Bartomeu y De Jong el día que hicieron oficial el fichaje del honadés – Fútbol

El club azulgrana oficializa la contratación del hijo del agente de Frenkie de Jong. Jugará en el filial

El Barcelona anunció este pasado jueves el fichaje de Mike van Beijnen para el equipo filial, que llega con la carta de libertad después de haber jugado la temporada anterior en el NAC Breda. El holandés es un lateral que llega para reforzar al equipo de García Pimienta y que ha firmado para las dos próximas temporadas. Hasta aquí todo sería normal y pasaría desapercibido si no fuera por un pequeño detalle. Van Beijnen es hijo de Ali Dursun, un afamado agente de los Paises Bajos que, curiosamente, es el representante de Frenkie de Jong, primer fichaje del Barcelona para esta próxima temporada. El centrocampista holandés rechazó jugosas ofertas del Manchester United, de la Juventus y del PSG, más elevadas que las del Barcelona, para recalar en el Camp Nou. Y aquí es donde surgen las dudas y las sospechas de si la llegada del hijo de Dursun está directamente relacionada con el fichaje del deseado De Jong, por el que se pagaron 75 millones fijos al Ajax más otros 11 en variables por objetivos.

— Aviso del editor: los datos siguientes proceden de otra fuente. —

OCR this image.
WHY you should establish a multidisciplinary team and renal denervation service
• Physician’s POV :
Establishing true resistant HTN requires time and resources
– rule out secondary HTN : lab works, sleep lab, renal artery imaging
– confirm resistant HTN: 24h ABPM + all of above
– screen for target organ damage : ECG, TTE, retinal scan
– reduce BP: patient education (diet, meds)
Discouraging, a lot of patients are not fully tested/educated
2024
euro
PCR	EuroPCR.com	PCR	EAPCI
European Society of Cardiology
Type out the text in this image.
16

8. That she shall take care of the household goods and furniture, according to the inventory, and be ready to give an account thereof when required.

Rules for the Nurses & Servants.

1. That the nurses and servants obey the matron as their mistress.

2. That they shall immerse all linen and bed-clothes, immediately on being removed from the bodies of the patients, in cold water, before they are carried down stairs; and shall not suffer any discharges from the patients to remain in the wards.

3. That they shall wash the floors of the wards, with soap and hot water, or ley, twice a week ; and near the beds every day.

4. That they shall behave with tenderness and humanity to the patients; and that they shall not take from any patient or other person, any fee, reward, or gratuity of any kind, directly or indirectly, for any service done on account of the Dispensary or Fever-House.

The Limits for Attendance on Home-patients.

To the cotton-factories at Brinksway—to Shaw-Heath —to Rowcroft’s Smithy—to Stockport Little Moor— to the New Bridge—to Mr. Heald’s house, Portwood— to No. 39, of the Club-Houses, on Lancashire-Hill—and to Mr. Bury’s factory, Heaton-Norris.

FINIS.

Nadie duda de la calidad de Van Beijnen, que coincidió con De Jong en las categorías inferiores del Willem II y mantienen una buena amistad. Pero también es cierto que debe cumplirse el viejo dicho de que la mujer del César, además de ser honrada, debe aparentar serlo. Y el fichaje del defensor neerlandés desata todas las suspicacias posibles. De todas formas, no sería la primera vez que un club ficha a un jugador para poder hacerse con los servicios de otros. Ya le ocurrió a Joan Gaspart cuando tras cobrar los 10.000 millones de las antiguas pesetas de la cláusula de rescisión de Figo, se marchó a Londres a fichar a Overmars y regresó con el extremo y con Petit.

Pero hay un ejemplo mucho más reciente que levantó muchas suspicacias por cómo se produjo. Se trata del fichaje de Rustu, el portero del Fenerbahçe, que solo estuvo un año en el Barcelona y disputó cuatro partidos. Hay que remontarse al año 2003, momento en el que las elecciones al club azulgrana vaticinaban un gran cambio tras la decisión de Gaspart de no continuar en el sillón presidencial. Joan Laporta y Lluís Bassat eran los favoritos ante Enric Reyna, Martínez Rovira, Josep Maria Minguella y Jordi Majó. La jugada maestra de Laporta llegó cuando aseguró tener atado a David Beckham, algo que ni el futbolista ni sus agentes desmintieron. El joven abogado demostraba su capacidad para negociar y se metía a la masa social en el bolsillo. Ganó las elecciones pero Beckham se fue al Madrid y el que llegó fue Rustu, que curiosamente compartía los mismos agentes que el atacante inglés. Bassat haría pública sus sospechas sobre esta maniobra en uno de los debates electorales, asegurando que Rustu podría formar parte de una «terna» de jugadores que Laporta debería adquirir para hacerse con Beckham. No pudo probarse nada pero lo cierto es que los agentes de Beckham y Rusto permitieron que se especulara con los nombres de sus representados, lo qu ese entiende como el precio a pagar por la llegada del meta turco.